Content and Phrasing in Titles of Original Research and Review Articles in 2015: Range of Practice in Four Clinical Journals

Reporting guidelines for clinical research designs emerged in the mid-1990s and have influenced various aspects of research articles, including titles, which have also been subject to changing uses with the growth of electronic database searching and efforts to reduce bias in literature searches. We aimed (1) to learn more about titles in clinical medicine today and (2) to develop an efficient, reliable way to study titles over time and on the fly—for quick application by authors, manuscript editors, translators and instructors. We compared content and form in titles from two general medical journals—the New England Journal of Medicine (NEJM) and the British Medical Journal—and two anesthesiology journals (the European Journal of Anaesthesiology and Anesthesiology); we also analyzed the inter-rater reliability of our coding.
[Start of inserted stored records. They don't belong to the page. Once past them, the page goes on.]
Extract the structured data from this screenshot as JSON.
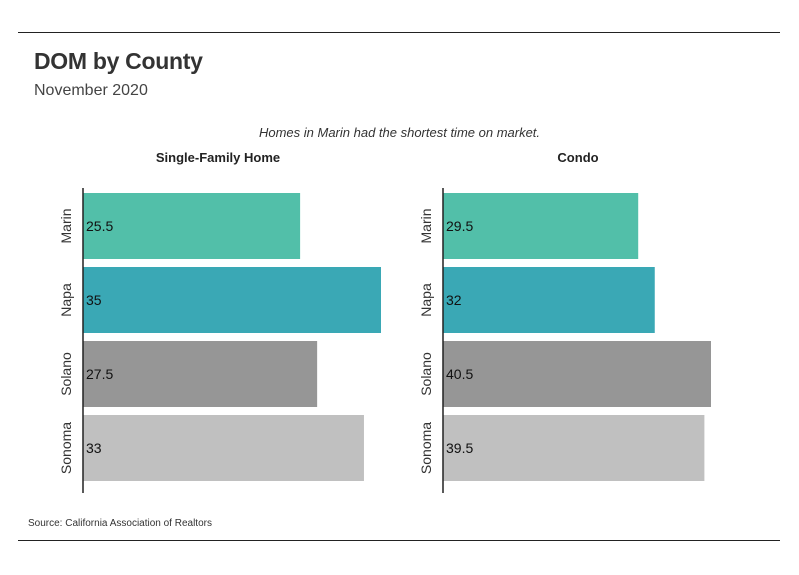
{
  "header": {
    "title": "DOM by County",
    "subtitle": "November 2020",
    "annotation": "Homes in Marin had the shortest time on market."
  },
  "footer": {
    "source": "Source:  California Association of Realtors"
  },
  "colors": {
    "Marin": "#52bfa9",
    "Napa": "#3aa8b5",
    "Solano": "#969696",
    "Sonoma": "#c0c0c0",
    "axis": "#222222"
  },
  "chart_data": [
    {
      "type": "bar",
      "orientation": "horizontal",
      "title": "Single-Family Home",
      "categories": [
        "Marin",
        "Napa",
        "Solano",
        "Sonoma"
      ],
      "values": [
        25.5,
        35,
        27.5,
        33
      ],
      "value_labels": [
        "25.5",
        "35",
        "27.5",
        "33"
      ],
      "xlim": [
        0,
        35
      ]
    },
    {
      "type": "bar",
      "orientation": "horizontal",
      "title": "Condo",
      "categories": [
        "Marin",
        "Napa",
        "Solano",
        "Sonoma"
      ],
      "values": [
        29.5,
        32,
        40.5,
        39.5
      ],
      "value_labels": [
        "29.5",
        "32",
        "40.5",
        "39.5"
      ],
      "xlim": [
        0,
        40.5
      ]
    }
  ]
}
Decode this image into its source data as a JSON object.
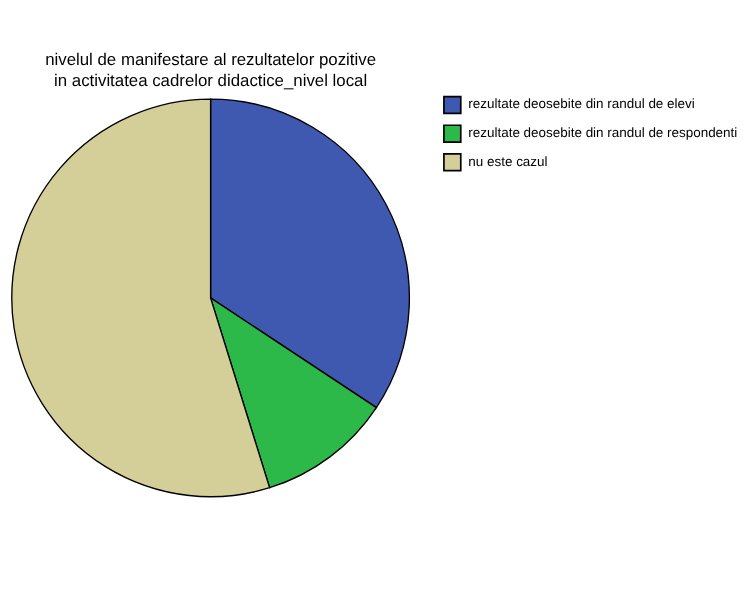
{
  "chart_data": {
    "type": "pie",
    "title": "nivelul de manifestare al rezultatelor pozitive in activitatea cadrelor didactice_nivel local",
    "categories": [
      "rezultate deosebite din randul de elevi",
      "rezultate deosebite din randul de respondenti",
      "nu este cazul"
    ],
    "values": [
      34.3,
      10.9,
      54.8
    ],
    "colors": [
      "#3f58b0",
      "#2db94a",
      "#d4cf98"
    ],
    "legend": "top right"
  }
}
Significant content differences were found in the frequencies of mentions of methods, results (between general and subspecialty titles), and geographic setting; phrasing differences were found in the prevalence of full-sentence and compound titles (and their punctuation). NEJM titles were significantly shorter, and this journal differed consistently on several features. We conclude that authors must learn to efficiently survey titles for form and content patterns when preparing manuscripts to submit to unfamiliar journals or on resubmitting to a new journal after rejection.